Biaya SKU itu relatif, tergantung marketplace dan kategori produk. Di Amazon, fee referral bervariasi dari 6% hingga 45% tergantung kategori. Di Shopify, biaya utama adalah fee transaksi (0.5% jika tidak pakai Shopify Payments) dan biaya aplikasi. Di TikTok Shop, fee-nya 2% dari harga jual. Biaya pembuatan SKU sendiri biasanya tidak ada—yang ada adalah biaya untuk mendaftarkan produk di marketplace (misal: biaya lisensi untuk beberapa kategori di Amazon). Yang lebih penting adalah biaya operasional seperti pengiriman, retur, dan iklan.

Bagaimana cara menghitung profit Amazon per tahun?
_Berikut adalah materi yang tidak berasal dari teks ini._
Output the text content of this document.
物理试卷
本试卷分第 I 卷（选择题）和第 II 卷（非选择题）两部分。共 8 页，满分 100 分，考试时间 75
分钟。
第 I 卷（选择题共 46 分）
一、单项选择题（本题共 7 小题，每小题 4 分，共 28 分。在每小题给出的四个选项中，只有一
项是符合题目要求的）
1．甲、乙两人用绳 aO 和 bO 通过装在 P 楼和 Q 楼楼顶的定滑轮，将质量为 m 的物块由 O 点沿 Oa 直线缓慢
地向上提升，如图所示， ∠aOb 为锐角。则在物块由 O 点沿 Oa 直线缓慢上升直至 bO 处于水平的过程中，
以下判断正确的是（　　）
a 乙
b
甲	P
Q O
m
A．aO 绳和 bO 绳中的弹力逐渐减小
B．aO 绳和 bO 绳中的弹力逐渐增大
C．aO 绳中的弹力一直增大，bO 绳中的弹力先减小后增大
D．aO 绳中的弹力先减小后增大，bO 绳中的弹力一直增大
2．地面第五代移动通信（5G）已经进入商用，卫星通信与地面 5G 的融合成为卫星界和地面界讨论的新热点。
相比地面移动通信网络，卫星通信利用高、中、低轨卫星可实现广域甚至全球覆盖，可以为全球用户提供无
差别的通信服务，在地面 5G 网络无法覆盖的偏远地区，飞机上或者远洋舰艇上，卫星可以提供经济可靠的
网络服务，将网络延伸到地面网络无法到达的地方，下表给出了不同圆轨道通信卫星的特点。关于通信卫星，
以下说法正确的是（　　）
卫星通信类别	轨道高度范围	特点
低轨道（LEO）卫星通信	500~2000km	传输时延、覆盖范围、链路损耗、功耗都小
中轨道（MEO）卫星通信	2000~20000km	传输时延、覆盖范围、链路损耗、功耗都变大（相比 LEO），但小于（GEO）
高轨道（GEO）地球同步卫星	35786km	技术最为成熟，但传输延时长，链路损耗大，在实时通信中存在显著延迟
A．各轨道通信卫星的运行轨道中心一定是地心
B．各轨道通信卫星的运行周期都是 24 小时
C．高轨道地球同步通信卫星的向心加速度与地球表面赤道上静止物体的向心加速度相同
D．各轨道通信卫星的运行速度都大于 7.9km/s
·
Apakah ada tools yang bisa bantu?

Untuk menghitung profit Amazon per tahun, Anda perlu: 1. Total penjualan tahunan 2. Biaya produk (harga beli dari pemasok) 3. Fee Amazon (referral, FBA, dll.) 4. Biaya pengiriman dan retur 5. Biaya iklan 6. Kurs mata uang (jika Anda jual internasional) Gomarginify bisa menghitung ini secara otomatis. Saya pernah pakai tools ini untuk menghitung profit tahunan Amazon saya, dan ternyata margin-nya lebih rendah dari yang saya perkirakan karena kenaikan biaya FBA. Setelah dihitung ulang, saya tahu kalau profit tahunan sebenarnya hanya 12%, bukan 20% seperti yang saya kira.

Pantau laba nyata Anda di semua marketplace

Pelajari cara melacak biaya SKU di Amazon, Shopify, TikTok Shop, dan marketplace lain secara otomatis. Dapatkan laporan profit harian tanpa kalkulasi manual. Panduan praktis untuk seller 2025.